Barnie is renowned for his excellent physicality, which this performance only showed off a sliver of. That said, ‘Tap Head’ highlighted the control he has over small movements to bring out laughter and a range of other emotions from the audience. When in the role of ‘the tap’, Barnie was unable to show his facial expressions yet conveyed humour and pathos through this aforementioned physicality.
A nod should go to Daniel Nixon, credited with the Sound Design for the show. Barnie, alongside Director Katy Maudlin, used sound bites, music and the absence thereof to great effect. Timing is everything in these moments and Barnie (and his technician) executed the show with precision.
To be clear, ‘Tap Head’ is not a traditional stand-up comedy show.

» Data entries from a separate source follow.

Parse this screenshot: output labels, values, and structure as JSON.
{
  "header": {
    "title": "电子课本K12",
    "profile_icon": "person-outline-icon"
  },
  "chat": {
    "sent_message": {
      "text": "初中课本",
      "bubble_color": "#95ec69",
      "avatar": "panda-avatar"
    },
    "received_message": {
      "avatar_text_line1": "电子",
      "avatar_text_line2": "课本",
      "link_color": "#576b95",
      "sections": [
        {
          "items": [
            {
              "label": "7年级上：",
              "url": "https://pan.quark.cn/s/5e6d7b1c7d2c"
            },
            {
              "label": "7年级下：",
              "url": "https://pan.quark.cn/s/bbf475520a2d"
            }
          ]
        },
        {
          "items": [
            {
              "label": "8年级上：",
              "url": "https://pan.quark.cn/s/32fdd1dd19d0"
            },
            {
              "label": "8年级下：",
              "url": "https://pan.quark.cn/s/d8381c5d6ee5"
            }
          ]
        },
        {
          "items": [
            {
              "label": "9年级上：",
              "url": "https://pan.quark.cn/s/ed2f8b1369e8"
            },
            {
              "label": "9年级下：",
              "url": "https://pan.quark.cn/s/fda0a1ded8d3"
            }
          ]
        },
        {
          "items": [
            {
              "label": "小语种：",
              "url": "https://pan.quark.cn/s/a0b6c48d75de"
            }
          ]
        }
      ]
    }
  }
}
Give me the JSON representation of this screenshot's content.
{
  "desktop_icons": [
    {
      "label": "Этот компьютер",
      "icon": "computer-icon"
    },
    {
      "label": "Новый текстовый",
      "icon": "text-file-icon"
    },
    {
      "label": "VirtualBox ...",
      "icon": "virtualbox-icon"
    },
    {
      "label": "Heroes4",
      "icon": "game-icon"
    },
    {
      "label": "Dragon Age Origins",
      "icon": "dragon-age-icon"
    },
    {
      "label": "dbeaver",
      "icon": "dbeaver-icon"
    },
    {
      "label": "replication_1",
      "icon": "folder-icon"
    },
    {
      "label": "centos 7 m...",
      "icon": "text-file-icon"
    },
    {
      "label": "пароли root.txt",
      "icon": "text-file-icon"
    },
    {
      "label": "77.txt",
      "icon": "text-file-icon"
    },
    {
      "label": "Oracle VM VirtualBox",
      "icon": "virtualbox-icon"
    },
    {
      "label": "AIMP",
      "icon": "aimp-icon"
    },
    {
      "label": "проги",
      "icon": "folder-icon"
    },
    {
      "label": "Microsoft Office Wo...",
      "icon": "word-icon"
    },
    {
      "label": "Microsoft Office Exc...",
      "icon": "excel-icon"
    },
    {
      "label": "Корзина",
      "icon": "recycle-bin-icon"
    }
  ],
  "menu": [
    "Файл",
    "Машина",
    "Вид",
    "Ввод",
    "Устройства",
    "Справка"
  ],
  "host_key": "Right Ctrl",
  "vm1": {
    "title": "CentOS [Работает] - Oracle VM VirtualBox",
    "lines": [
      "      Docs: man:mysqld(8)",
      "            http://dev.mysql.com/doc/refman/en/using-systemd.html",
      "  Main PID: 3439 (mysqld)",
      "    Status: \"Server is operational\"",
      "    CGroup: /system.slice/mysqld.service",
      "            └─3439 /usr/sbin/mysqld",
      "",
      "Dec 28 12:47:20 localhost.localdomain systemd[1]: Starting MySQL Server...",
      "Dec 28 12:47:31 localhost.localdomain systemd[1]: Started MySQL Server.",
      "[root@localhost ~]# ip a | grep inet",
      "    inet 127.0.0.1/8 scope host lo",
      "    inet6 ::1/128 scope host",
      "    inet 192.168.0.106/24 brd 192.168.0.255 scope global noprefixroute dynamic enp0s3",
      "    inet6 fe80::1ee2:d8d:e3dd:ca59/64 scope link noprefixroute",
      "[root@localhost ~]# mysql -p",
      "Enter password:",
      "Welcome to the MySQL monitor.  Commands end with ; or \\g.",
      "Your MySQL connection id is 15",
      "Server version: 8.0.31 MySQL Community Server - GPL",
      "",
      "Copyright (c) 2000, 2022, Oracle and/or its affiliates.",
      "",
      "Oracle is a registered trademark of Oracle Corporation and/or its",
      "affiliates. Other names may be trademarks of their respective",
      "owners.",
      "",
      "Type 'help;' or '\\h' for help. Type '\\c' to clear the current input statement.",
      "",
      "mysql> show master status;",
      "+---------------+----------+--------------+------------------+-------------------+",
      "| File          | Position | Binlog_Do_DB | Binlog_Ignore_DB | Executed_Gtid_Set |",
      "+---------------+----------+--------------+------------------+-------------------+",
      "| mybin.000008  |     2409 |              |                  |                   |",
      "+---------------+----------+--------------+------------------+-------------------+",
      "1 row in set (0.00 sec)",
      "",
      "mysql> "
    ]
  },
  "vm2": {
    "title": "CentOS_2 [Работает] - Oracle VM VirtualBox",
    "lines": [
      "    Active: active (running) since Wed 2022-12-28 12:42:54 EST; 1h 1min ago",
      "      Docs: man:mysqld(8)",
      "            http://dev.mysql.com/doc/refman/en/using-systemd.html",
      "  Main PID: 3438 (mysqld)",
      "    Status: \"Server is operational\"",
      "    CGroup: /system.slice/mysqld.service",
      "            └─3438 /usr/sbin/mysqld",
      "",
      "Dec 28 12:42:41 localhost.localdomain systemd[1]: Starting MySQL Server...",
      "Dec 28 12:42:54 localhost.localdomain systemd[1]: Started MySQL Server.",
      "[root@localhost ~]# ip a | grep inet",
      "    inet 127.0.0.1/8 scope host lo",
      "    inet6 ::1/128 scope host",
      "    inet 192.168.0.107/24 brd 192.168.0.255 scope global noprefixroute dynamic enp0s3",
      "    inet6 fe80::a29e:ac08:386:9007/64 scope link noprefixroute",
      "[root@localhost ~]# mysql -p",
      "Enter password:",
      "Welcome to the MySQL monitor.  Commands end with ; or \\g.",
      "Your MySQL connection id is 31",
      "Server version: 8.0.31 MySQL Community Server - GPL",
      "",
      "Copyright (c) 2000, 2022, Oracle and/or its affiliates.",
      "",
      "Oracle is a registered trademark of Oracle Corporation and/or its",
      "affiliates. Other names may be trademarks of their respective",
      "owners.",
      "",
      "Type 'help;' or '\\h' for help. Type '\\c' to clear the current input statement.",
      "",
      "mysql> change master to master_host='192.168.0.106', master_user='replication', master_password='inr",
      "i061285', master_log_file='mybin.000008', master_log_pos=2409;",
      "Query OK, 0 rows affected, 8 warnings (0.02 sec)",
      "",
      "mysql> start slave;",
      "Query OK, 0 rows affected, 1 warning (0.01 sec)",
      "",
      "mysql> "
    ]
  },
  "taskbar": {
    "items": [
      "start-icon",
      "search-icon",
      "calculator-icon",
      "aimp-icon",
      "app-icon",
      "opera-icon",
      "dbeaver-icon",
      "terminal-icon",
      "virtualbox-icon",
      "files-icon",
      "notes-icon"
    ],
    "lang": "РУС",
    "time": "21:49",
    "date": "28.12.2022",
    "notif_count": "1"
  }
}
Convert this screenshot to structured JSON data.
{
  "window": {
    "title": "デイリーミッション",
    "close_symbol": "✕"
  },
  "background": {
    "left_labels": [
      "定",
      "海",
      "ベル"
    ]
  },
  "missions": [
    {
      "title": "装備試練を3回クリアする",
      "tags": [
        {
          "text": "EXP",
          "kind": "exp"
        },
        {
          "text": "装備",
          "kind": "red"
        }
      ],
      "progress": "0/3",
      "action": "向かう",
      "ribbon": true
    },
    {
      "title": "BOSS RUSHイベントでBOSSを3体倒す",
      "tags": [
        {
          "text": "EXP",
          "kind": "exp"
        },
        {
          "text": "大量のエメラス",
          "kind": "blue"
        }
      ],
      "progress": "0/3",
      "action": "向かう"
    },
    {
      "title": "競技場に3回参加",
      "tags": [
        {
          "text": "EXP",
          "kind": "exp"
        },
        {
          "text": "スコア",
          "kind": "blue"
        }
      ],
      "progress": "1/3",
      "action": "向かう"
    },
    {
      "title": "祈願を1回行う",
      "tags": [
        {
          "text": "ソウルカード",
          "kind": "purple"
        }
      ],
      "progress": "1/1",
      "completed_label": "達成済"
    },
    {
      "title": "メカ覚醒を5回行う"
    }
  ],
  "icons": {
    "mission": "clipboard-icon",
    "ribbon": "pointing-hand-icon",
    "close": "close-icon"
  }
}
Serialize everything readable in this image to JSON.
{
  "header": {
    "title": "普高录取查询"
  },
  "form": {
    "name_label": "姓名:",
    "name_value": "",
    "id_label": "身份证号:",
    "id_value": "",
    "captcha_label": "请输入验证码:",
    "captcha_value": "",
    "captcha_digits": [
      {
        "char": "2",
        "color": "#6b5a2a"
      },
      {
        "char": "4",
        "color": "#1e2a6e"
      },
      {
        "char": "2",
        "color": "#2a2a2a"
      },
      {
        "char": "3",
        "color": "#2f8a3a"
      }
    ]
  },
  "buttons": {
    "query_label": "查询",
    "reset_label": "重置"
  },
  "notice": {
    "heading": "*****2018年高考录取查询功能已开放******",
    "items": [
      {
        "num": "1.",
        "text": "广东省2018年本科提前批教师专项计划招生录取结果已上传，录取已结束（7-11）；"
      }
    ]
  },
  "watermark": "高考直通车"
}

If you do not like mime, physical comedy or puns then maybe this show is not for you. However, if you like one or all of these things, then this show will appeal. It brought laughs, groans and ‘awws’ in a surprisingly meaningful piece celebrating anthropomorphism and empathy. ‘Tap Head’ also had room to get quite dark yet Barnie conveyed real emotions without treading into macabre territory.
Barnie Duncan is an eye-catching performer and had the audience in his palm for the duration of the show. While ‘Tap Head’ may not bring roaring laughs every minute of the show, it is constructed in a way that connects with an audience in an intimate space through relatable yet absurd content. Consequently, the laughs he did receive were often loud and honest.